Mehmet Can’ın babası bana teşekkür ederek okuldan ayrıldı. Mehmet Can’ın bütün girişimlerine rağmen başka bir okula naklini göndermedim. Mehmet Can, bir hafta süreyle okula gelmedi. Bir sonraki hafta sınıf arkadaşlarının ısrarı üzerine okula geri dönmüştü. Mehmet Can’ı uzaktan izledim. Kısa zaman içinde yatakhaneye ve derslerine vaktinde gelmeye başlamıştı. Bir öğle sonrası onu odama çağırtıp onunla çay içtik. Halini hatırını sorduğumda bir sorununun olmadığını söyledi. Daha sonraki günlerde öğrenciler arası voleybol maçları düzenlemeye başladık. Ardından masa tenisi, futbol derken Mehmet Can’ın artık yurda ve derslere geç geldiği görülmedi. Artık Mehmet Can, okulun takım ruhuna göre hareket ediyordu. Az çalışıyordu, ama ders notları iyiydi. Sonunda mezun oldu. Üniversite sınavında okul öncesi bölümünü kazandı. Az ders çalışarak üniversiteyi tamamladı.

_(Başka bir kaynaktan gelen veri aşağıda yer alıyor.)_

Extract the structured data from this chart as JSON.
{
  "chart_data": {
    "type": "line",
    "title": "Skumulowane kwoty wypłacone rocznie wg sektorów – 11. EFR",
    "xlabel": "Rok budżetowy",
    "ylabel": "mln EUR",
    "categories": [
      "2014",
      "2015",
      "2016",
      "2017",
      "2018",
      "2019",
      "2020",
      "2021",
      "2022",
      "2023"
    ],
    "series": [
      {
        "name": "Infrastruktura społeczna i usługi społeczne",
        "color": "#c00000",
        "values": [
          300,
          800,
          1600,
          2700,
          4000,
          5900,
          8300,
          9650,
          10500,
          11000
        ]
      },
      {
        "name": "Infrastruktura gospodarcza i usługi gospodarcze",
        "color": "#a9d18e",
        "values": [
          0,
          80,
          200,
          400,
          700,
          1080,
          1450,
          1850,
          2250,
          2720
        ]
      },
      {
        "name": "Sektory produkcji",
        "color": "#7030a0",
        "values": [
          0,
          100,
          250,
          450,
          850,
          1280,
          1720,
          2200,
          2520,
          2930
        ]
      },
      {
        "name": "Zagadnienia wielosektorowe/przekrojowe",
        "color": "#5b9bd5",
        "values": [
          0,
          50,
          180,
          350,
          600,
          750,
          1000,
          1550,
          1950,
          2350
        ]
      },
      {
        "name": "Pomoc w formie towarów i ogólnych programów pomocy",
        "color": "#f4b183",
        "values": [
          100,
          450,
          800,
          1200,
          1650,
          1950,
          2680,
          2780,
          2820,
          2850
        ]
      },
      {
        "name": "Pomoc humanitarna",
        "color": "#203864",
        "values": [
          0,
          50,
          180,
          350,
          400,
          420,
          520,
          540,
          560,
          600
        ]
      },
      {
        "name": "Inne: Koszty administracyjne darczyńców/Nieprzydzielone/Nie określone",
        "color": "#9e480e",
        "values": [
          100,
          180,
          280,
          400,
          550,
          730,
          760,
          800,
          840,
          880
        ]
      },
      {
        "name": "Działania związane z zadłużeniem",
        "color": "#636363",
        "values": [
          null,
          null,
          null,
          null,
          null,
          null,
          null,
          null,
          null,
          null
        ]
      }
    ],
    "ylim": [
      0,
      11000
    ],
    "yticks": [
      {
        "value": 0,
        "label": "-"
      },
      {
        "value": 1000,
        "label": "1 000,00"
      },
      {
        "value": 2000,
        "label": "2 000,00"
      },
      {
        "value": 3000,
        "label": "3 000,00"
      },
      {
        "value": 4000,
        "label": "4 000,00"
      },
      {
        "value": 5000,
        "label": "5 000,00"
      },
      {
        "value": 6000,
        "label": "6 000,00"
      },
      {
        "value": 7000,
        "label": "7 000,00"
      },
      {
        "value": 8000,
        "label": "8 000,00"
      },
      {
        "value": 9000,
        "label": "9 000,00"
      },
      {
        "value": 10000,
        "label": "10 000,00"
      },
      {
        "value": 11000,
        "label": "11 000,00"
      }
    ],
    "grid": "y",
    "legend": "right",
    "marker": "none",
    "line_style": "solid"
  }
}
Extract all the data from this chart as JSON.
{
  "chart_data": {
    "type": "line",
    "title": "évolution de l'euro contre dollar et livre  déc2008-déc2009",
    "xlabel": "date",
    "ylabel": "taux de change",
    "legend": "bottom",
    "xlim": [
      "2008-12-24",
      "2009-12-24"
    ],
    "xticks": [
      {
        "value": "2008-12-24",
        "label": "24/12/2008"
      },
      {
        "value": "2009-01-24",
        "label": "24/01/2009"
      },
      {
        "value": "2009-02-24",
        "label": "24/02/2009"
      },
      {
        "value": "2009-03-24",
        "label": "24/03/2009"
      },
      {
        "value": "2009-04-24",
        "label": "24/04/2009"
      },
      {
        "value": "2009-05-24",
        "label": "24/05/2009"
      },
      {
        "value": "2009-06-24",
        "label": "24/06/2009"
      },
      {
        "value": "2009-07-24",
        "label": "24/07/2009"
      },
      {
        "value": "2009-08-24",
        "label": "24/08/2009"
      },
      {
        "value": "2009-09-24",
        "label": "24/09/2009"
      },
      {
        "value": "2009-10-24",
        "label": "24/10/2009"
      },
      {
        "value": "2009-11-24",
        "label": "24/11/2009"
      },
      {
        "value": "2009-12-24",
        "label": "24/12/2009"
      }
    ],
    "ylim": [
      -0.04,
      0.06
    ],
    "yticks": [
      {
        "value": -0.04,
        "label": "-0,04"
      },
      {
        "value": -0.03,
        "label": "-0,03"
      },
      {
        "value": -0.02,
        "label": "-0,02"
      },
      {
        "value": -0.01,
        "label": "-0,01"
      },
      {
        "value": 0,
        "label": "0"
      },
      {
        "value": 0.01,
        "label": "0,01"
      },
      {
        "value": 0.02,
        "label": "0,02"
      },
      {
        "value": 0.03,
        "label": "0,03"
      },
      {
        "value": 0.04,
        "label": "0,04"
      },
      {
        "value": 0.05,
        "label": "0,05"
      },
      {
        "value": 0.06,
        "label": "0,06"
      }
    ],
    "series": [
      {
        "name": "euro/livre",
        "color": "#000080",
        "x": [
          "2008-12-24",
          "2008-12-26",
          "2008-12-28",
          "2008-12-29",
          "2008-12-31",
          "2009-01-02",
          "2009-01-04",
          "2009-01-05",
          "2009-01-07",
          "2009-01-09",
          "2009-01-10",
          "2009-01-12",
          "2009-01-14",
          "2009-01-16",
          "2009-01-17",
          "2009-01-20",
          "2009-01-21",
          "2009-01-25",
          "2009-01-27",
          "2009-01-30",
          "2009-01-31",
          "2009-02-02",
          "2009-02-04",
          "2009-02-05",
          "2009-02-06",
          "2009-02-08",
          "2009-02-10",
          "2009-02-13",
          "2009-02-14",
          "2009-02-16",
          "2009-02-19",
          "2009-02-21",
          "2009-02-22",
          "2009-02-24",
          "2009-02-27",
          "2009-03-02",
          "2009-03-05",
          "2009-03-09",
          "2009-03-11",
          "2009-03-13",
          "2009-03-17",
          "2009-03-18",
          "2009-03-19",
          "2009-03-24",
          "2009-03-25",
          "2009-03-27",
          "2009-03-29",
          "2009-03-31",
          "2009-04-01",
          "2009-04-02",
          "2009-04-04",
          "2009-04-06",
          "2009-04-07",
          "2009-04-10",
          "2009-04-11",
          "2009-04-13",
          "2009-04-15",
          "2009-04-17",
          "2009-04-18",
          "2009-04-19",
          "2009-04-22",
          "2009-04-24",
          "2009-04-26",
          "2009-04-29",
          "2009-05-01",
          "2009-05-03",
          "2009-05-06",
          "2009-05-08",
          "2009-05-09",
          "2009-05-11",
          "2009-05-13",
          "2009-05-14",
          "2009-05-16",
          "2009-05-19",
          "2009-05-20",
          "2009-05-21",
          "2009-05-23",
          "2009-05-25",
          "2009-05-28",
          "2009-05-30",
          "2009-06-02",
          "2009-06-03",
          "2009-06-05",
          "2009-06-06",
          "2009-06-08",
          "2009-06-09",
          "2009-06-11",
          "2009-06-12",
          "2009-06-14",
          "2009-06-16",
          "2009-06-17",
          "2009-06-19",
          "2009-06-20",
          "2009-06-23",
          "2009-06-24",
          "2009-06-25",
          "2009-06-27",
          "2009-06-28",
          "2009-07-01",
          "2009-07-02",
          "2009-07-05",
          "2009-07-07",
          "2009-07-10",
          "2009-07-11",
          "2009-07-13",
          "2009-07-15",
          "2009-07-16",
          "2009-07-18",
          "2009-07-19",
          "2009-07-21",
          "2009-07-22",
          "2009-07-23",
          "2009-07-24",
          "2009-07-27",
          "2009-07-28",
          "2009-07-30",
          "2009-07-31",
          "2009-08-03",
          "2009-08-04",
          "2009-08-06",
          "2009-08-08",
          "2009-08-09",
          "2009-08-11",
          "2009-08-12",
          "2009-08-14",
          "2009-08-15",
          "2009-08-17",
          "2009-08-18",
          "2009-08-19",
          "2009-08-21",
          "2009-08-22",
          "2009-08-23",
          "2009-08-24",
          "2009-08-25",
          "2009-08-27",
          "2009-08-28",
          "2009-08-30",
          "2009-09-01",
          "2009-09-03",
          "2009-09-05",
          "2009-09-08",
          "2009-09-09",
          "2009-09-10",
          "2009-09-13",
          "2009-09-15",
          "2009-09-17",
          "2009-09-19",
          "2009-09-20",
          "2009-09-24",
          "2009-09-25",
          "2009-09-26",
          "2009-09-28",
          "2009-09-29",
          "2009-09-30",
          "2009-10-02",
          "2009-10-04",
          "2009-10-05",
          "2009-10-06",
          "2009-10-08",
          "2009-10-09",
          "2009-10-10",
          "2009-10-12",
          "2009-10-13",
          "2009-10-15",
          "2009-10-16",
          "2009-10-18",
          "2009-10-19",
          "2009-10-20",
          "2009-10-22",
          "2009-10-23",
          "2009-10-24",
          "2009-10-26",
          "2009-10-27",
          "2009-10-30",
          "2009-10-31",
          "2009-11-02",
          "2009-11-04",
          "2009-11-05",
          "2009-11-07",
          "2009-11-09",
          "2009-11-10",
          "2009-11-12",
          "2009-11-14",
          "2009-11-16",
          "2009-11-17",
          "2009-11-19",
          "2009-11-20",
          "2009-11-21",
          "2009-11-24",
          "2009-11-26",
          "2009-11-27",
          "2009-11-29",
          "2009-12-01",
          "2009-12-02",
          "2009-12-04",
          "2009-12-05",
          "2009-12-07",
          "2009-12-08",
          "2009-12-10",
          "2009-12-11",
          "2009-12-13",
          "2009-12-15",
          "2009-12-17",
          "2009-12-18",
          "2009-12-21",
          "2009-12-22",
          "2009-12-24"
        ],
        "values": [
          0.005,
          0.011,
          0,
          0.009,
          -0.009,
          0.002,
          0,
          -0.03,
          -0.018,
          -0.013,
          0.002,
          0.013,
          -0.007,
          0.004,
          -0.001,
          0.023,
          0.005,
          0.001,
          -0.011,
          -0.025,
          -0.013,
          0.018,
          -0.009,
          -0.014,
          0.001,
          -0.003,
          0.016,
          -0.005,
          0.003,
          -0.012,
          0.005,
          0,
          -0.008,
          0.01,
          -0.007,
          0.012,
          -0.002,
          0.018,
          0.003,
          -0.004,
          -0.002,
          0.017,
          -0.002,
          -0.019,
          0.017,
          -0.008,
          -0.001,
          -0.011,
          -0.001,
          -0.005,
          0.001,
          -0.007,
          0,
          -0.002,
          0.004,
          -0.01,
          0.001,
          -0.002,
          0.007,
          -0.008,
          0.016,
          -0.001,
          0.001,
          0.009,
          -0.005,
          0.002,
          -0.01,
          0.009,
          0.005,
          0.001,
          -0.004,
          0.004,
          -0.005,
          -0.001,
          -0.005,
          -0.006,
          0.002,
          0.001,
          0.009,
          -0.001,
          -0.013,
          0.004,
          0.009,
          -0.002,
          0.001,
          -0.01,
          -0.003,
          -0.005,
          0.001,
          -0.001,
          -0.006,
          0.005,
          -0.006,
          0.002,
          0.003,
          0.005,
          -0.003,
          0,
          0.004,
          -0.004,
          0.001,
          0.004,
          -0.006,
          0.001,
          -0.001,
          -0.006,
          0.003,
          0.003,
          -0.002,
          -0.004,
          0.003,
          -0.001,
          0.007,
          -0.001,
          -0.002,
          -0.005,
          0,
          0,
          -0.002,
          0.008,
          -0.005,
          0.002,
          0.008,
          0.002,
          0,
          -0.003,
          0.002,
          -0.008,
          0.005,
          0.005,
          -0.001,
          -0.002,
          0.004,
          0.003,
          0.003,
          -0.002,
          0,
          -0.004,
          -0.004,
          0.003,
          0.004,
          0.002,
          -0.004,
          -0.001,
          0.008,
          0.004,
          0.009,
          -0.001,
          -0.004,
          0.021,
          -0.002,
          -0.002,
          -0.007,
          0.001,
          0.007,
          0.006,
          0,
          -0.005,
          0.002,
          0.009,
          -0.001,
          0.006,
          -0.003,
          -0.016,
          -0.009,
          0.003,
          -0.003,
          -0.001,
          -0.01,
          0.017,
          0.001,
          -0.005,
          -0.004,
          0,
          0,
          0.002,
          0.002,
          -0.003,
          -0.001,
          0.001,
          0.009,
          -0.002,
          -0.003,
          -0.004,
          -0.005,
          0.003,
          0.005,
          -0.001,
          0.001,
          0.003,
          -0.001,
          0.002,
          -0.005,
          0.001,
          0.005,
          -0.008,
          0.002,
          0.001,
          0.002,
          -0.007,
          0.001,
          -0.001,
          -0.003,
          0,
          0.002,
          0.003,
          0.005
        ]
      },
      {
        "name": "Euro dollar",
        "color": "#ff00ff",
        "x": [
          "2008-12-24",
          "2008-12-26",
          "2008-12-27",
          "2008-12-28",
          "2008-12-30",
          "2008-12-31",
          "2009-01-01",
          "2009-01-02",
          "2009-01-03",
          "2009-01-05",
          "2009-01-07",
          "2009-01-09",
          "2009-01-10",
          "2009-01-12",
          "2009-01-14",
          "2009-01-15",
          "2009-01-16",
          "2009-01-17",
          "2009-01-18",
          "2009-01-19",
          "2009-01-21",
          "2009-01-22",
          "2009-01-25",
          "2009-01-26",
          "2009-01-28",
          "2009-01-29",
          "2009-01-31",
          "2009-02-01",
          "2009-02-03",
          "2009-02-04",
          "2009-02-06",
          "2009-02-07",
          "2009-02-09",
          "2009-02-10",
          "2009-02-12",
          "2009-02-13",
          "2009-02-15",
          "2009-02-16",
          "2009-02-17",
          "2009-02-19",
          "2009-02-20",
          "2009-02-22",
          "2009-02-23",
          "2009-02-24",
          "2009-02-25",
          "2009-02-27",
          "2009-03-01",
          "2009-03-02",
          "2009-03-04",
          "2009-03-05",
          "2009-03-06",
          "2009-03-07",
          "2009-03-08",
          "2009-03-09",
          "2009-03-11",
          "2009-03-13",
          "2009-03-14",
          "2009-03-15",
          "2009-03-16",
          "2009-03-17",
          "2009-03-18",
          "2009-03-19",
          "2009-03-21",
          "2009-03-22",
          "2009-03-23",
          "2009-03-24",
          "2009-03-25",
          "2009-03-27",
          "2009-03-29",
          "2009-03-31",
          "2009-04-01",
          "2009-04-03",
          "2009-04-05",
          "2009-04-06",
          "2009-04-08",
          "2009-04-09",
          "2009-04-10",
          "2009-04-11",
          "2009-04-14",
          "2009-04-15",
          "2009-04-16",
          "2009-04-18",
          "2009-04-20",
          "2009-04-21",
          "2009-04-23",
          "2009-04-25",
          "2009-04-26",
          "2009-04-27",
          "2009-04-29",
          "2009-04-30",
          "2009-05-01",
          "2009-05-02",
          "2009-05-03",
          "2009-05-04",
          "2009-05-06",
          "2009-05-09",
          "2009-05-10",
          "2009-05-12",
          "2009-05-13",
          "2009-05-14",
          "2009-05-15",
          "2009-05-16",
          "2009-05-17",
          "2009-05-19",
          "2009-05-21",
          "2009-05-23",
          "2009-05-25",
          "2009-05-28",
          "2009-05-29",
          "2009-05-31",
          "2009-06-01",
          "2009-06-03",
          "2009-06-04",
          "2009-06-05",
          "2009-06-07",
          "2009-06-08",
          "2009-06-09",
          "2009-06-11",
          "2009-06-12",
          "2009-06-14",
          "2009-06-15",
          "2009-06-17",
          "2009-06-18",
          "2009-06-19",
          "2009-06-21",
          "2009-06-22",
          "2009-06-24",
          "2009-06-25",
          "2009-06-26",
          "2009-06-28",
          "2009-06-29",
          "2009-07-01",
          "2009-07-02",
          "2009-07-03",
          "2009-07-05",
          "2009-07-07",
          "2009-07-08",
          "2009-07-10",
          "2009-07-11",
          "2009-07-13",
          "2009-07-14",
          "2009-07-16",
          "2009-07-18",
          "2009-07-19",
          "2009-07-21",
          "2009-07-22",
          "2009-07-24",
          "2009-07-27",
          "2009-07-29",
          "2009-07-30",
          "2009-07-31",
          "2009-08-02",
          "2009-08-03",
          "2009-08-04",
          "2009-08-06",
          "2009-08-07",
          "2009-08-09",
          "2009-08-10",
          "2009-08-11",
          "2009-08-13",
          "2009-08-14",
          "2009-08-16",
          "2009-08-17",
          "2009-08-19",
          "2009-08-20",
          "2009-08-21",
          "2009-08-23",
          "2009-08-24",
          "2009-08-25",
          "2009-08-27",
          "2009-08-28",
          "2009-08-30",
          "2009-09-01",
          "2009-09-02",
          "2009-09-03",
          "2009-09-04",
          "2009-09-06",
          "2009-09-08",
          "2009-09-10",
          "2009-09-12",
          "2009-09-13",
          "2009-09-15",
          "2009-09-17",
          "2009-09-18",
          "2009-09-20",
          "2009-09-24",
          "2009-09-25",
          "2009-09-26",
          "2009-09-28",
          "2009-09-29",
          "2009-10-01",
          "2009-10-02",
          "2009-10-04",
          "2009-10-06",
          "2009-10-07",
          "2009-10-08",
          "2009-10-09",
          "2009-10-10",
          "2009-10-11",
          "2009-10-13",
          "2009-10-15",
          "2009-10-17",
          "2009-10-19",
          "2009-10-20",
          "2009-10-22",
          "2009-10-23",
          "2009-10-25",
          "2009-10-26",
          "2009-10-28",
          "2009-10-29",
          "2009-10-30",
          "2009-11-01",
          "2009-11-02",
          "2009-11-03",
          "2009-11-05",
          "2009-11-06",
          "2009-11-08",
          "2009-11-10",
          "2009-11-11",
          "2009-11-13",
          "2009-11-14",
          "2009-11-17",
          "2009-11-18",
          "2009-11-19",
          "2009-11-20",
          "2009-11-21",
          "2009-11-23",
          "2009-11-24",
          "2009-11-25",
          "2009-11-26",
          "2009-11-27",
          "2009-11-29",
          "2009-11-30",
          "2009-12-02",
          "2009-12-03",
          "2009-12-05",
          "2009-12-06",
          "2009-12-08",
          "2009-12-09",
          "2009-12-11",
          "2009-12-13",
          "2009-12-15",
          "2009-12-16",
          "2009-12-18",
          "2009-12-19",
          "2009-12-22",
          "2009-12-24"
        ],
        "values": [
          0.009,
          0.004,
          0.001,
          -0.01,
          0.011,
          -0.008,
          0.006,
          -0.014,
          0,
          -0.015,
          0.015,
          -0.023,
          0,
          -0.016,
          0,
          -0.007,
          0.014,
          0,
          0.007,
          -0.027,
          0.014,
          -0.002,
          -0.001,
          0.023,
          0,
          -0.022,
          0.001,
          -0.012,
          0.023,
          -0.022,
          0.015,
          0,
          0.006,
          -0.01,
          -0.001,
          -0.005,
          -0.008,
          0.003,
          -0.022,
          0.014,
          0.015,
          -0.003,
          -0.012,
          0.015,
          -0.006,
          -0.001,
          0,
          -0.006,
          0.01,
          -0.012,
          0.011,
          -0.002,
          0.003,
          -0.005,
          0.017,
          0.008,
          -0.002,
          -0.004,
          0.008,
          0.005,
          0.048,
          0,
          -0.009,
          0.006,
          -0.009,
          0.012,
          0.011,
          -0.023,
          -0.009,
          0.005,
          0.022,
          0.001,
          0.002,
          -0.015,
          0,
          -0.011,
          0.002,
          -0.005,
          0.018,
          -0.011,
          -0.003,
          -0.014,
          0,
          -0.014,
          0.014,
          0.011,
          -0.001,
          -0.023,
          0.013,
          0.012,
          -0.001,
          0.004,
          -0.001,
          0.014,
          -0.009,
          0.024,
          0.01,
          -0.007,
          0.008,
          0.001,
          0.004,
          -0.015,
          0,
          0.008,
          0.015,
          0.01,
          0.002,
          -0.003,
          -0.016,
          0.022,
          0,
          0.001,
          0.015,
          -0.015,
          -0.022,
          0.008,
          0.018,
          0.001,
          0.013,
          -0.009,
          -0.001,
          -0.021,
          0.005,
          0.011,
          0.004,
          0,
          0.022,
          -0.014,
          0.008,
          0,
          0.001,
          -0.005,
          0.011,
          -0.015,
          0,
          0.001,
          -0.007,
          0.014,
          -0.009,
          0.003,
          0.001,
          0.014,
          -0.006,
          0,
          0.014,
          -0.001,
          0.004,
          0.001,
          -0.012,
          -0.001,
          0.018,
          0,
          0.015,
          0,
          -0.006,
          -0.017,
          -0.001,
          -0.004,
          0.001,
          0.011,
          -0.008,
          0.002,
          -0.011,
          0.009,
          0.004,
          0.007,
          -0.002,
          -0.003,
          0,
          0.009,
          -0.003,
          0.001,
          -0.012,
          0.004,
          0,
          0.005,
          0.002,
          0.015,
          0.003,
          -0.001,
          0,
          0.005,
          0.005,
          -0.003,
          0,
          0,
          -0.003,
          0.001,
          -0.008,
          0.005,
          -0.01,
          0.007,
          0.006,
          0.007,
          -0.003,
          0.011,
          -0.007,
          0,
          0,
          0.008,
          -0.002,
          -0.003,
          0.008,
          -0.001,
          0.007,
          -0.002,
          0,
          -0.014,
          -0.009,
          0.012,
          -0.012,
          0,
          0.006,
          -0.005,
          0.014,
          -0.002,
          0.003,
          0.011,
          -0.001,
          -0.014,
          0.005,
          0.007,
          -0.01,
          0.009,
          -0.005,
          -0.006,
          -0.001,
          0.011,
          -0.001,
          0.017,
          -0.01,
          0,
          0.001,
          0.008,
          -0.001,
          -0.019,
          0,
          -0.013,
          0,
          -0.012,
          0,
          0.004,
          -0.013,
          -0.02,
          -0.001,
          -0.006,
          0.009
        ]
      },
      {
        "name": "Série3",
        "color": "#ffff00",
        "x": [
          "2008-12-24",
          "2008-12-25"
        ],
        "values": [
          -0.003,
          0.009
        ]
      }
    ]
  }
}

Geçenlerde yol üstünde onunla karşılaştığımda mahcup bir gülümsemeyle bana:
“Müdürüm, iyi ki o gün ailemin yaşadığı ilçedeki okula gitmeme izin vermemişsiniz. Yaptığınız iyiliği yeni anlıyorum.” dedi.
Öğretmenlerin yaptıkları hizmetler hiçbir zaman erken meyve vermemiştir. Öğretmenin ürününü görebilmesi için bazen bir ömür beklemesi gerekiyor…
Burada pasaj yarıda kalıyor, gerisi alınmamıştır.